Russland, das stolz darauf ist, mit „Sputnik V“ den ersten Impfstoff zum Einsatz gebracht zu haben, nutzt das offenbar tatsächlich hochwirksame Vakzin indessen vor allem als Exportschlager, so nach Mexiko und Serbien, Paraguay oder Ägypten – während die Impfung der eigenen Bevölkerung hintansteht. Das führt zu dem paradoxen Ergebnis, dass Sputnik V möglicherweise dazu beitragen wird, Covid-19 in ärmeren Ländern zu bekämpfen. Jedenfalls, wenn es gelingt die geplante Produktion in Brasilien und Indien hochzufahren. In Russland selbst, vor allem jenseits der Metropole Moskau, ist offenbar weiterhin vor allem Herdenimmunität durch Infektion das verbreitetste Rezept für den Erwerb von Antikörpern.

Nachtrag am 9. März 2021: Inzwischen haben sich die Vorwürfe gegen “Hygiene Austria” und die beiden Mutterkonzerne Lenzing und Palmers erhärtet.

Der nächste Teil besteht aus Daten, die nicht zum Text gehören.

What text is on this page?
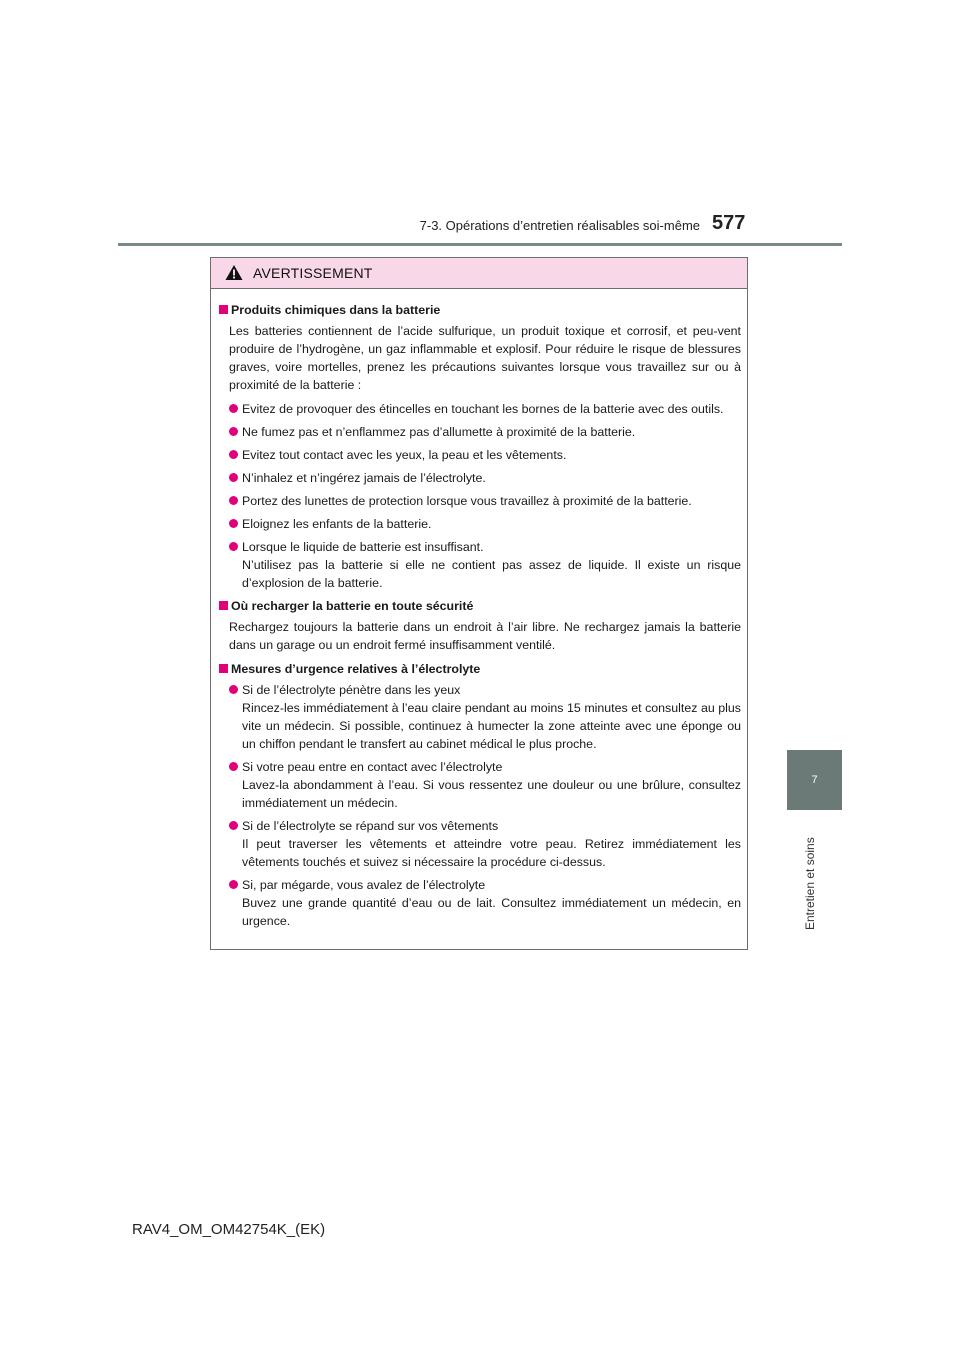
7-3. Opérations d’entretien réalisables soi-même 577
7
Entretien et soins
AVERTISSEMENT
Produits chimiques dans la batterie
Les batteries contiennent de l’acide sulfurique, un produit toxique et corrosif, et peu-vent produire de l’hydrogène, un gaz inflammable et explosif. Pour réduire le risque de blessures graves, voire mortelles, prenez les précautions suivantes lorsque vous travaillez sur ou à proximité de la batterie :
Evitez de provoquer des étincelles en touchant les bornes de la batterie avec des outils.
Ne fumez pas et n’enflammez pas d’allumette à proximité de la batterie.
Evitez tout contact avec les yeux, la peau et les vêtements.
N’inhalez et n’ingérez jamais de l’électrolyte.
Portez des lunettes de protection lorsque vous travaillez à proximité de la batterie.
Eloignez les enfants de la batterie.
Lorsque le liquide de batterie est insuffisant.
N’utilisez pas la batterie si elle ne contient pas assez de liquide. Il existe un risque d’explosion de la batterie.
Où recharger la batterie en toute sécurité
Rechargez toujours la batterie dans un endroit à l’air libre. Ne rechargez jamais la batterie dans un garage ou un endroit fermé insuffisamment ventilé.
Mesures d’urgence relatives à l’électrolyte
Si de l’électrolyte pénètre dans les yeux
Rincez-les immédiatement à l’eau claire pendant au moins 15 minutes et consultez au plus vite un médecin. Si possible, continuez à humecter la zone atteinte avec une éponge ou un chiffon pendant le transfert au cabinet médical le plus proche.
Si votre peau entre en contact avec l’électrolyte
Lavez-la abondamment à l’eau. Si vous ressentez une douleur ou une brûlure, consultez immédiatement un médecin.
Si de l’électrolyte se répand sur vos vêtements
Il peut traverser les vêtements et atteindre votre peau. Retirez immédiatement les vêtements touchés et suivez si nécessaire la procédure ci-dessus.
Si, par mégarde, vous avalez de l’électrolyte
Buvez une grande quantité d’eau ou de lait. Consultez immédiatement un médecin, en urgence.
RAV4_OM_OM42754K_(EK)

Während “Hygiene Austria”-Geschäftsführer Tino Wieser immer noch davon spricht, wie “stolz” er sei, 200 Arbeitsplätze in Österreich geschaffen zu haben, ist bekannt geworden, dass diese vor allem in Scheinfirmen bestehen. Scheinfirmen, die entweder Arbeitskräfte offiziell “geringfügig” beschäftigen, tatsächlich aber schwarz in Vollzeit arbeiten lassen, oder die sich der Sozialversicherungsbeiträge durch rechtzeitig herbeigeführtem Konkurs entledigen. Auch Zuschüsse für nicht erfolgte Kurzarbeit seien eingestrichen worden. Auch der Verdacht, dass die “heimische” Produktion zum Teil in China stattfand, die Masken dann von Schwarzarbeitern aber in “Hygiene Austria”-Kartons umgepackt worden sind, scheinen sich nun zu bestätigen.

Rückblick, Anfang März, 2020: Die EU kofinanziert die Lieferung von 25 Tonnen Schutzausrüstung für China. Die Europäische Kommission mahnt die nationalen Regierungen in Europa, ihren Bedarf an Schutzmasken, Testkits und Beatmungsgeräten zu melden. Es wird aber noch Wochen dauern, bis die ersten Anforderungen durchgegeben werden.
Erste Fälle von Covid-19 werden in Großbritannien gemeldet. Dominic Cummings, Berater des britischen Premiers Boris Johnson fasst die Strategie der britischen Regierung folgendermaßen zusammen: „herd immunity, protect the economy and if that means some pensioners die, too bad“. Downing Street No. 10 dementiert.

Auch Donald Trump hat sich wieder zu Covid-19 geäußert: „Es ist eine Grippe, wie eine Grippe.“

Ein Gedanke zu „Lieferketten

  1. Jetzt ist durchgesickert, dass sich Donald Trump und seine Melania in den letzten Tagen ihres Aufenthalts im Weißen Haus doch noch geheim gegen Covid-19 impfen haben lassen. Späte Einsicht in die Gefahr, die so lange offiziell geleugnet wurde!